Peripherie

You’ve got a friend …

Petra Mühlenbrock
Mittagessen in der Rudolf Steiner School in Nairobi/Kenia.

Einfach und kompliziert zugleich

Die Aufgabe der Freunde zu beschreiben, sei einfach und kompliziert zugleich, sagt Nana Göbel, Mitbegründerin und tatkräftiger Mittelpunkt des Vereins: »Die Freunde wollen die Waldorfbewegung weltweit so unterstützen, dass die Menschen in Ländern, wo es kein staatliches Geld gibt, überleben können und ihnen das Gefühl geben, in einem weltweiten Netzwerk zu arbeiten, das praktische Hilfestellungen gibt.« Einfach sei die Aufgabe, weil sie überschaubar sei, was den Inhalt angehe – und kompliziert, »weil die Welt vielfältig ist, umfangreich und riesengroß«. Kindergärten und Schulen in den USA, in Osteuropa, in Lateinamerika, in Asien und Afrika werden von den Freunden auf unterschiedliche Weise unterstützt.

Weltweite Hilfe

In China beispielsweise werden keine finanziellen Spenden benötigt, da eher Kinder der »upper middle class« die dortigen Waldorfschulen – übrigens die jüngsten Gründungen weltweit – besuchen. Was China von den Freunden erbittet, ist Knowhow: Erfahrene Waldorf­pädagog:innen werden nach China entsandt, um die dortigen Kolleg:innen zu schulen. Im tansanischen Dar es Salaam ist mit Unterstützung der Freunde eine Waldorfschule gegründet worden, die auch von Kindern eines Waisenhauses besucht wird.

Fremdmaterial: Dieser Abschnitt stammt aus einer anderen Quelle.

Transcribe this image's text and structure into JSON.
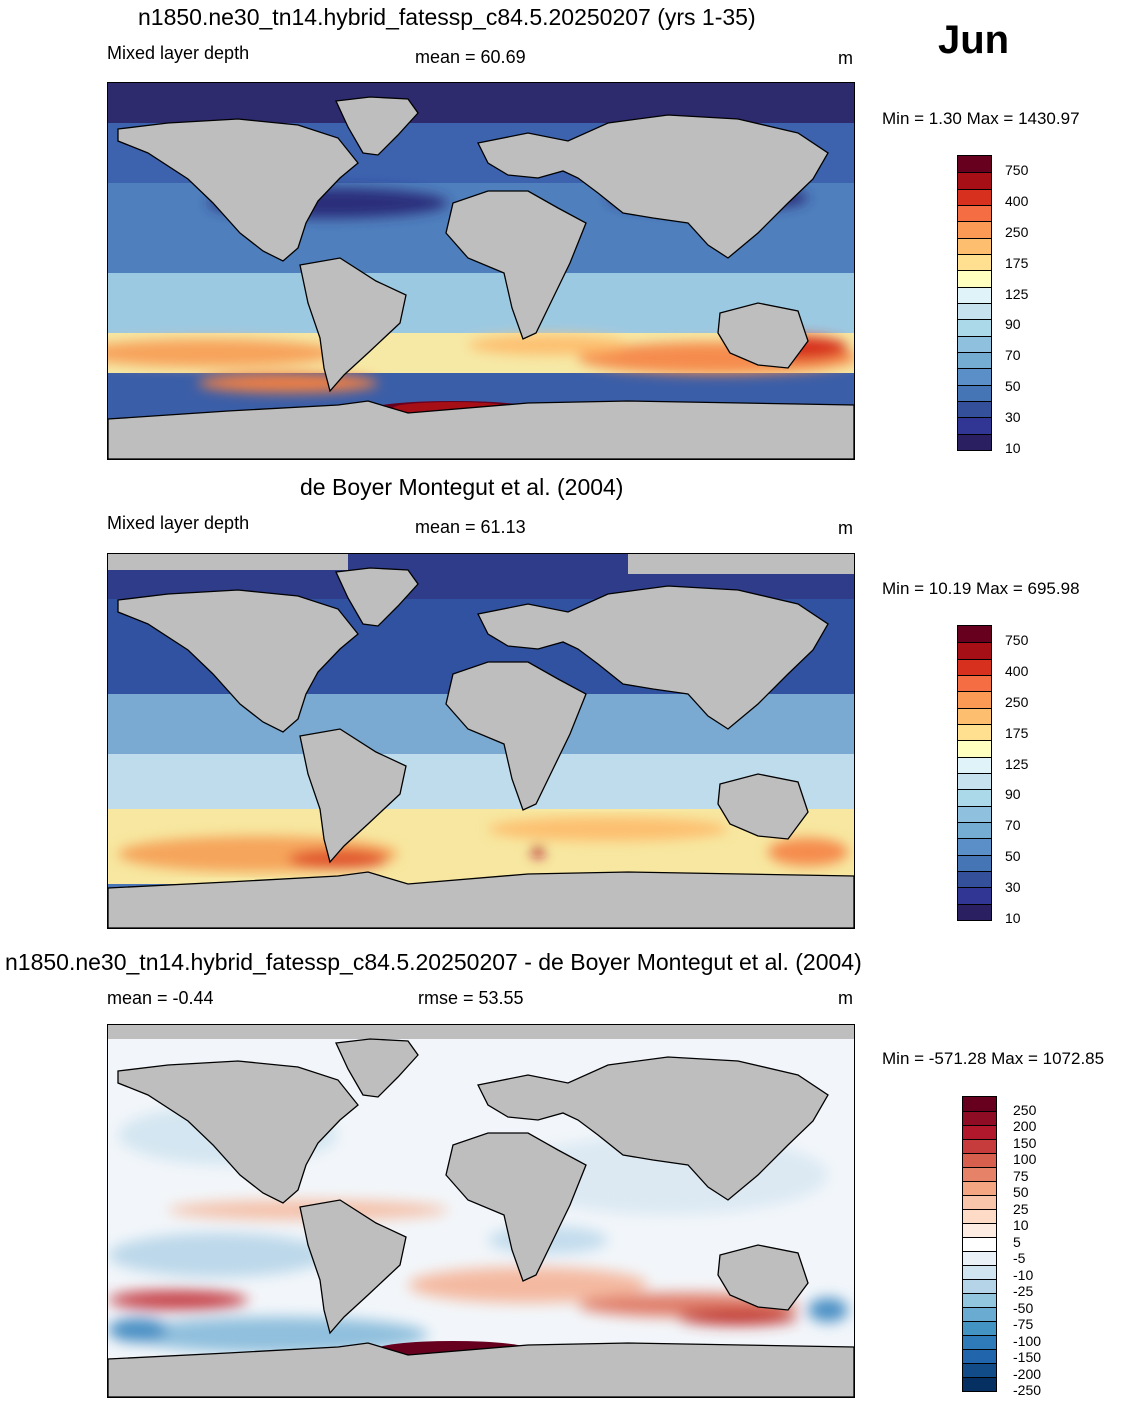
{
  "month": "Jun",
  "panels": [
    {
      "id": "model",
      "title": "n1850.ne30_tn14.hybrid_fatessp_c84.5.20250207 (yrs 1-35)",
      "left_label": "Mixed layer depth",
      "mid_label": "mean =  60.69",
      "units": "m",
      "minmax": "Min =    1.30 Max = 1430.97",
      "colorbar_labels": [
        "750",
        "400",
        "250",
        "175",
        "125",
        "90",
        "70",
        "50",
        "30",
        "10"
      ],
      "colorbar_colors": [
        "#67001f",
        "#a50f15",
        "#d7301f",
        "#f46d43",
        "#fb9a55",
        "#fdbf6f",
        "#fee090",
        "#ffffbf",
        "#e0f3f8",
        "#c6e2ef",
        "#abd9e9",
        "#8fc0de",
        "#74add1",
        "#5b8fc7",
        "#4575b4",
        "#34509a",
        "#313695",
        "#2a1f60"
      ]
    },
    {
      "id": "obs",
      "title": "de Boyer Montegut et al. (2004)",
      "left_label": "Mixed layer depth",
      "mid_label": "mean =  61.13",
      "units": "m",
      "minmax": "Min =  10.19 Max = 695.98",
      "colorbar_labels": [
        "750",
        "400",
        "250",
        "175",
        "125",
        "90",
        "70",
        "50",
        "30",
        "10"
      ],
      "colorbar_colors": [
        "#67001f",
        "#a50f15",
        "#d7301f",
        "#f46d43",
        "#fb9a55",
        "#fdbf6f",
        "#fee090",
        "#ffffbf",
        "#e0f3f8",
        "#c6e2ef",
        "#abd9e9",
        "#8fc0de",
        "#74add1",
        "#5b8fc7",
        "#4575b4",
        "#34509a",
        "#313695",
        "#2a1f60"
      ]
    },
    {
      "id": "diff",
      "title": "n1850.ne30_tn14.hybrid_fatessp_c84.5.20250207 - de Boyer Montegut et al. (2004)",
      "left_label": "mean =  -0.44",
      "mid_label": "rmse =  53.55",
      "units": "m",
      "minmax": "Min = -571.28 Max = 1072.85",
      "colorbar_labels": [
        "250",
        "200",
        "150",
        "100",
        "75",
        "50",
        "25",
        "10",
        "5",
        "-5",
        "-10",
        "-25",
        "-50",
        "-75",
        "-100",
        "-150",
        "-200",
        "-250"
      ],
      "colorbar_colors": [
        "#67001f",
        "#8e0d25",
        "#b2182b",
        "#c63c3c",
        "#d6604d",
        "#e58267",
        "#f4a582",
        "#f8c4aa",
        "#fddbc7",
        "#fdece2",
        "#ffffff",
        "#eaf2f8",
        "#d1e5f0",
        "#b5d4e8",
        "#92c5de",
        "#6aabd2",
        "#4393c3",
        "#2f7ab8",
        "#2166ac",
        "#114b88",
        "#053061"
      ]
    }
  ]
}
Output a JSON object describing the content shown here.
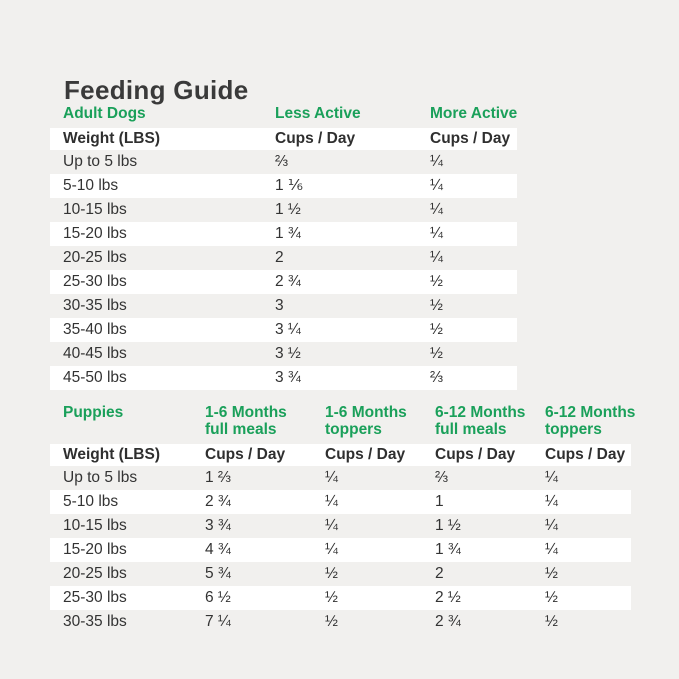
{
  "title": "Feeding Guide",
  "colors": {
    "accent_green": "#1aa05a",
    "text_dark": "#333333",
    "page_background": "#f1f0ee",
    "row_stripe": "#ffffff"
  },
  "adult_table": {
    "section_label": "Adult Dogs",
    "activity_headers": [
      "Less Active",
      "More Active"
    ],
    "weight_header": "Weight (LBS)",
    "cups_header": "Cups / Day",
    "rows": [
      {
        "weight": "Up to 5 lbs",
        "cells": [
          "⅔",
          "¼"
        ]
      },
      {
        "weight": "5-10 lbs",
        "cells": [
          "1 ⅙",
          "¼"
        ]
      },
      {
        "weight": "10-15 lbs",
        "cells": [
          "1 ½",
          "¼"
        ]
      },
      {
        "weight": "15-20 lbs",
        "cells": [
          "1 ¾",
          "¼"
        ]
      },
      {
        "weight": "20-25 lbs",
        "cells": [
          "2",
          "¼"
        ]
      },
      {
        "weight": "25-30 lbs",
        "cells": [
          "2 ¾",
          "½"
        ]
      },
      {
        "weight": "30-35 lbs",
        "cells": [
          "3",
          "½"
        ]
      },
      {
        "weight": "35-40 lbs",
        "cells": [
          "3 ¼",
          "½"
        ]
      },
      {
        "weight": "40-45 lbs",
        "cells": [
          "3 ½",
          "½"
        ]
      },
      {
        "weight": "45-50 lbs",
        "cells": [
          "3 ¾",
          "⅔"
        ]
      }
    ]
  },
  "puppies_table": {
    "section_label": "Puppies",
    "age_headers": [
      {
        "line1": "1-6 Months",
        "line2": "full meals"
      },
      {
        "line1": "1-6 Months",
        "line2": "toppers"
      },
      {
        "line1": "6-12 Months",
        "line2": "full meals"
      },
      {
        "line1": "6-12 Months",
        "line2": "toppers"
      }
    ],
    "weight_header": "Weight (LBS)",
    "cups_header": "Cups / Day",
    "rows": [
      {
        "weight": "Up to 5 lbs",
        "cells": [
          "1 ⅔",
          "¼",
          "⅔",
          "¼"
        ]
      },
      {
        "weight": "5-10 lbs",
        "cells": [
          "2 ¾",
          "¼",
          "1",
          "¼"
        ]
      },
      {
        "weight": "10-15 lbs",
        "cells": [
          "3 ¾",
          "¼",
          "1 ½",
          "¼"
        ]
      },
      {
        "weight": "15-20 lbs",
        "cells": [
          "4 ¾",
          "¼",
          "1 ¾",
          "¼"
        ]
      },
      {
        "weight": "20-25 lbs",
        "cells": [
          "5 ¾",
          "½",
          "2",
          "½"
        ]
      },
      {
        "weight": "25-30 lbs",
        "cells": [
          "6 ½",
          "½",
          "2 ½",
          "½"
        ]
      },
      {
        "weight": "30-35 lbs",
        "cells": [
          "7 ¼",
          "½",
          "2 ¾",
          "½"
        ]
      }
    ]
  }
}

Gäbe es die Hekima-Schule nicht, hätten sie keine Chance auf Bildung.

In Lateinamerika waren viele Waldorfeinrichtungen während der Coronazeit für anderthalb Jahre geschlossen. Die Kinder standen buchstäblich auf der Straße, bekamen nichts zu essen. Die Freunde haben daraufhin einen Sonderfonds eingerichtet, um substanziell Hilfe zu leisten.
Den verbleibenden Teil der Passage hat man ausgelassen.